Digging Into A/B and Multivariate Testing Results
Ebusinesses can clearly see the value of testing before making design decisions or implementing online marketing strategies. That’s why A/B and multivariate testing are so popular today. But with either an A/B or multivariate method, you are making critical decisions based on one metric alone: "Did the variable perform well or not?"
In review of everything involved in the experiment, do you think that ONE metric is really enough?
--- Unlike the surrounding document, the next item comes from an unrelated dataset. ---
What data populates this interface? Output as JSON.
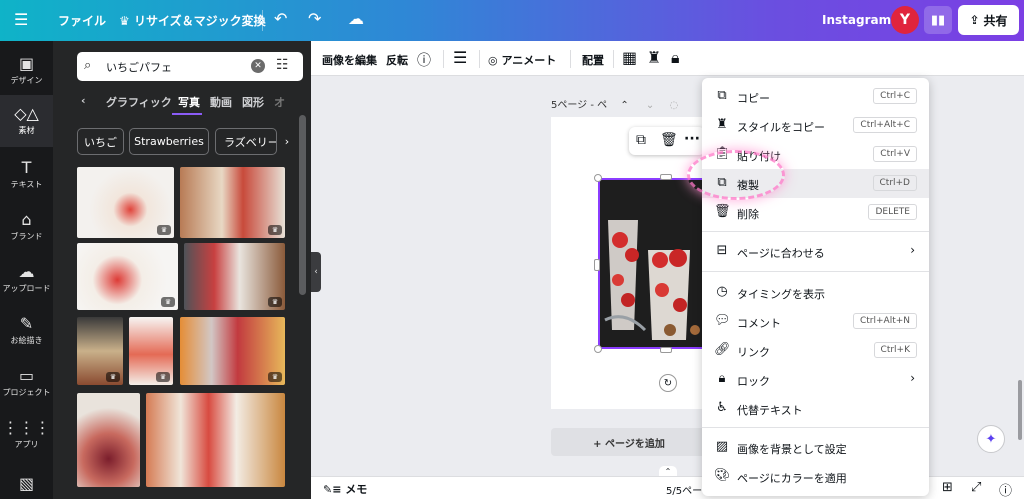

One of the best examples of the danger of relying on one metric comes from Marianina Manning’s Web Analytics Princess blog. Marianina is responsible for web analytics and customer experience at Rightmove. The blog entry describes how she investigated the results of a multivariate test with Tealeaf. Marianina wasn’t sure why property renters were converting at a higher rate than property buyers—on the same form in her application. After reviewing some sessions in Tealeaf, Marianina discovered that a content feature about energy efficiency, which appeared only occasionally, was distracting attention from the call to action.
Rightmove is not alone—many ebusinesses have told me that they found unexpected behavior or unplanned results when they conducted deeper customer behavior analysis during multivariate testing. Often, they find unexpected downstream consequences to a change or test in their application, such as a promotional price not showing up at checkout or navigation that doesn’t make sense to some customers based on the new application flow.
As a best practice, you should look not just at which variable performed best but also ask why a particular variable worked well or poorly.
- Review a select group of sessions—for example, users who got the new functionality (that is being tested before being rolled out to all users on the site), but who still abandoned the purchase process.
- Use a customer experience management solution to replay a sampling of those sessions to see what actually happened. The number of sessions to replay is dependent on how large a difference was seen in conversion rates (or task completion rates) in the variable that performed well or poorly. Use the same techniques described in my “Where Do I Start Customer Behavior Analysis? I Have So Many Sessions!” blog entry.
- After investigating why the variable did well or poorly, you might come to a decision to revise the test and run it again before fully deploying the best-performing variable.
Customer behavior analysis is a very valuable complement to your A/B and multivariate testing processes. Whether your test is as small as trying different home page promotions or as big as selecting a new design for a checkout process, you need to be sure that you really understand what’s happening. Customer behavior analysis does just that.